Executive Chef, Blue Water Cafe + Raw Bar

Frank Pabst was born in Germany and apprenticed under acclaimed chef Christo Lang at La Becasse, Aachen before moving to France to the Cote d'Azur.   In Cannes, Antibes and Nice he worked with esteemed chefs such as Doninique LeStanc, Hotel Negresco; Serge Phillipin, Restaurant de Bacon; Daniel Ettlinger, Le Diamond Rose; and Jacques Chibois, Cannes

In 1993 Frank moved to Vancouver, to work at Chartwell restaurant in the Four Seasons Hotel.  In 1996 he joined the brigade of Lumiere and was quickly promoted to chef de cuisine; for three years Frank was responsible for the day-to-day operation of the kitchen and thus played an integral role in establishing the restaurant's acclaimed reputation.  In 1999, Frank opened Pastis in Vancouver; the restaurant instantly received high praise from critics and promptly collected a number of awards including gold, Best New Restaurant and silver, Best French Restaurant, Vancouver magazine.

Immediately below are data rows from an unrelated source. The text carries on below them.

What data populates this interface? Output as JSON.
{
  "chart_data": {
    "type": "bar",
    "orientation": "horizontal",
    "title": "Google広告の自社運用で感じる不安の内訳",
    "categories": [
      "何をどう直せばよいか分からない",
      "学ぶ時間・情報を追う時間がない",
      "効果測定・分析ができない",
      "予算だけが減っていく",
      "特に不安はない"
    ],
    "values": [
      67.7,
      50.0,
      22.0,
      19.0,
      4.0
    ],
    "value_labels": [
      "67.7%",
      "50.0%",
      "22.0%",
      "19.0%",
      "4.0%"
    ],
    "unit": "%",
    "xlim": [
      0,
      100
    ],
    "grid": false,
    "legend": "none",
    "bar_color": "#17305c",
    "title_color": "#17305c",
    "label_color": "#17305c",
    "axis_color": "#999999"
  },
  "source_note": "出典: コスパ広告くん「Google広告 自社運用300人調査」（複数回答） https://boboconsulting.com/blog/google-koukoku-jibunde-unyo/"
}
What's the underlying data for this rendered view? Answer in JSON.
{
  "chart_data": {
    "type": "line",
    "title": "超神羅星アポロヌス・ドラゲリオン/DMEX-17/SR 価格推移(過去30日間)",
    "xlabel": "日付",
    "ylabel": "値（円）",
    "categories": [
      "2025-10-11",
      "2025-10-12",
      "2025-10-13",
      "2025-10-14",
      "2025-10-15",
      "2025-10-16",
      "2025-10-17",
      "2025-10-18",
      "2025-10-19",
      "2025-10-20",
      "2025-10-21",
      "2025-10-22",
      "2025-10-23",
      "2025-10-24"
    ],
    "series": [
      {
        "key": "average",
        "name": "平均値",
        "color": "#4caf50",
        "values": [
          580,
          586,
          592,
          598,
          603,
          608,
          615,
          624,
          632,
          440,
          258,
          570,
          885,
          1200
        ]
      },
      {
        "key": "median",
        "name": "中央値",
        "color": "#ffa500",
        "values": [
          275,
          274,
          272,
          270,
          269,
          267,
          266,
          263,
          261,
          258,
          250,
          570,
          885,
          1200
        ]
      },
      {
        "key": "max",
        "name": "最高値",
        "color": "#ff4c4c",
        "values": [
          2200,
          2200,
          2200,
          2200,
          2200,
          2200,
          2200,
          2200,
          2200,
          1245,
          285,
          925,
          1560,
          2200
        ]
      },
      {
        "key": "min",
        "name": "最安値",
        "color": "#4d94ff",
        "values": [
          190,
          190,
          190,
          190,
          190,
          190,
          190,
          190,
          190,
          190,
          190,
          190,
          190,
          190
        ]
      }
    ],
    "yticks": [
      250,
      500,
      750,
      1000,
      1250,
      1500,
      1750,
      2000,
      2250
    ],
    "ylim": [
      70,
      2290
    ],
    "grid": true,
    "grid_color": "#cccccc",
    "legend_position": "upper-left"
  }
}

Joining Blue Water Cafe in November 2003 Frank applies his own spin to the seafood menu demonstrating the flair and highly skilled technique he has become known for. He describes his style as uncomplicated yet interesting and insists that his “ingredients are shown the respect they deserve. His goal is to continue to grow Blue Water's reputation as one of the leading seafood restaurants in Canada and to deliver an unrivalled dining experience to its guests.